The American Society for Training & Development’s 2011 International Conference & Exposition didn’t start off with a bang. It started with a whistle. That was the story author and business consultant Marcus Buckingham shared during his keynote address.
It was a story about Ralph, the general manager of a store in Florida. Ralph faced declining sales and deteriorating customer service. Tasked with turning the situation around, Ralph gave every employee a whistle. He made one request: Every time you see someone doing something good, blow the whistle.
And they did — a lot. It was what the store needed. They had forgotten all of the great things they do. They had forgotten their strengths.
When the corporate office found out about Ralph’s success in turning the store around and his whistle approach, the company tried to implement it at all of its stores. But that’s where the problem occurred. The whistle worked for Ralph because it’s his strength and because of his leadership.
It’s an important lesson because as organizations expand, innovate and create, they must find answers that are aligned with the strength of the person tasked with leading the strategy.

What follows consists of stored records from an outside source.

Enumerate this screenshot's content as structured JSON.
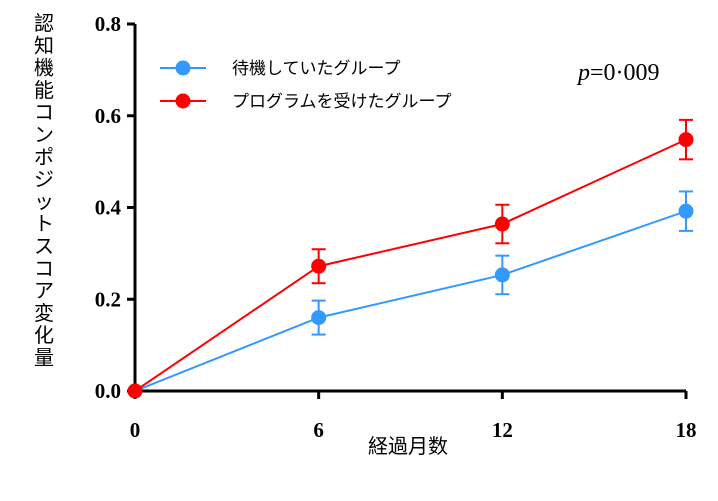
{
  "chart_data": {
    "type": "line",
    "x": [
      0,
      6,
      12,
      18
    ],
    "xlabel": "経過月数",
    "ylabel": "認知機能コンポジットスコア変化量",
    "xticks": [
      "0",
      "6",
      "12",
      "18"
    ],
    "yticks": [
      "0.0",
      "0.2",
      "0.4",
      "0.6",
      "0.8"
    ],
    "xlim": [
      0,
      18
    ],
    "ylim": [
      0,
      0.8
    ],
    "grid": false,
    "legend_position": "top-left",
    "annotation": {
      "p_italic": "p",
      "p_rest": "=0·009"
    },
    "series": [
      {
        "name": "待機していたグループ",
        "color": "#3399ff",
        "values": [
          0.0,
          0.16,
          0.253,
          0.392
        ],
        "error": [
          0.0,
          0.037,
          0.042,
          0.043
        ]
      },
      {
        "name": "プログラムを受けたグループ",
        "color": "#ff0000",
        "values": [
          0.0,
          0.272,
          0.364,
          0.548
        ],
        "error": [
          0.0,
          0.037,
          0.042,
          0.043
        ]
      }
    ]
  }
}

Each of us has to find our own “whistle.”
In the fall, Buckingham will release his latest book, “StandOut: The Groundbreaking New Strengths Assessment From the Leader of the Strengths Revolution,” designed to help each of us discover what gives us our edge. The book includes an assessment to offer insight toward our strengths and guidance on how to leverage those strengths.
Buckingham said there is no perfect style. And you can never have too much of a strength, though it is possible to misdirect a strength. So, as managers, we want to have great strategies in our toolbox that build on our style.
For example, we are responsible for making sure employees are recognized and rewarded for a job well done. One manager might do that with a special lunch; another by posting customer-satisfaction scores; yet another by giving out a stuffed mascot.
Each of these activities works and accomplishes the task. Yet, what looks great to one manager might appear silly to another. Managers must be able to discover ideas using methods that accelerate their creativity while maintaining their authenticity.